CRAN release: 2020-12-12

  • Updates the API backend used to extract UK data to V2. Adds a release date variable which can be used to return data releases from specified dates rather than the latest snapshot.
  • Various fixes to maintain compatibility with data set sources.
  • Adds a quickstart vignette with examples of exploratory data analysis.

covidregionaldata 0.7.0

Breaking changes

  • get_linelist: argument clean changed to clean_dates to reflect slight change in use case.

Changes

  • Added new option to return UK data by NHS region. This will also return “first admissions” hospital data (excludes readmissions).
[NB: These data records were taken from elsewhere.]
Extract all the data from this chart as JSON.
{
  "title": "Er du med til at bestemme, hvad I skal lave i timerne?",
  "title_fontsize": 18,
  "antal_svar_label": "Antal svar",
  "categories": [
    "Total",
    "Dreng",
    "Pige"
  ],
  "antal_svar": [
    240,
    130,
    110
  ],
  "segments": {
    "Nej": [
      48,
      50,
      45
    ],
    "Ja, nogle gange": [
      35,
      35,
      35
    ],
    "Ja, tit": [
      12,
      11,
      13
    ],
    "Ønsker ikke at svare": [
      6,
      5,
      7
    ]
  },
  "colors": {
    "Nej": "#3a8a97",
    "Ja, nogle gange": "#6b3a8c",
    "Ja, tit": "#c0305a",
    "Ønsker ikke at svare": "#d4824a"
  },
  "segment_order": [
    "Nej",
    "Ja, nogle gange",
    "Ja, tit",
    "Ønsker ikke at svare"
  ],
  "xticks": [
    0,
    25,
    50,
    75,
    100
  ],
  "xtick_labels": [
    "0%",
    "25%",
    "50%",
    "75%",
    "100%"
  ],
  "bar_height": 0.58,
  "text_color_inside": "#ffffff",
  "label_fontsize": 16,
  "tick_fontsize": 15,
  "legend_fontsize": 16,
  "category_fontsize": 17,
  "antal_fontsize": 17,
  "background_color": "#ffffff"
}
Specify ‘nhsregions = TRUE’. Default is FALSE, returning ONS regions as before.
  • Fixed inconsistent reference dates for variables in UK data. cases_new and cases_total now by “Specimen date” (date of test), while deaths_new and deaths_total are by “Date of death”, for all regions and nations.

  • Additional delays added to get_linelist when clean_dates = TRUE.

covidregionaldata 0.6.0

CRAN release: 2020-08-27

  • Added whitespace trimming to all regional data functions.
  • Fixed region codes for Colombia.
  • Fixed region name cleaning for afghanistan.
  • Updated UK data source and expanded available variables based on the newly implemented API.
  • Enabled regional localisation to be optional.
  • Minor quality of life changes.

covidregionaldata 0.5.0

CRAN release: 2020-07-24

  • Release candidate.

covidregionaldata 0.4.0

  • Added functions to extract regional cases for Spain, Japan, South Korea, the United Kingdom, and the United States.
  • Improved data extraction from the ECDC.
  • Added minimal unit tests.

covidregionaldata 0.3.0

  • Added a function to extract case counts by region for Italy.
  • Function to extract ECDC cases.
  • Added a function to extract case counts by region in Germany.
  • Fixed cache reset.
  • Added a covidregionaldata cache of the public linelist as a fall back option if the source is not available.

covidregionaldata 0.2.0

  • Added memoise functionality to automatically cache in the current directory all remote resources.
  • Added a non-Hubei linelist function that can extract country and city linelists.
  • Added a function to extract the latest WHO case counts.
  • Added a function to summarise the current total number of cases.

covidregionaldata 0.1.0

  • Added a NEWS.md file to track changes to the package.
  • Added get_linelist function
  • Added functions to reparameterise Weibull and Gamma distributions with mean and standard deviations.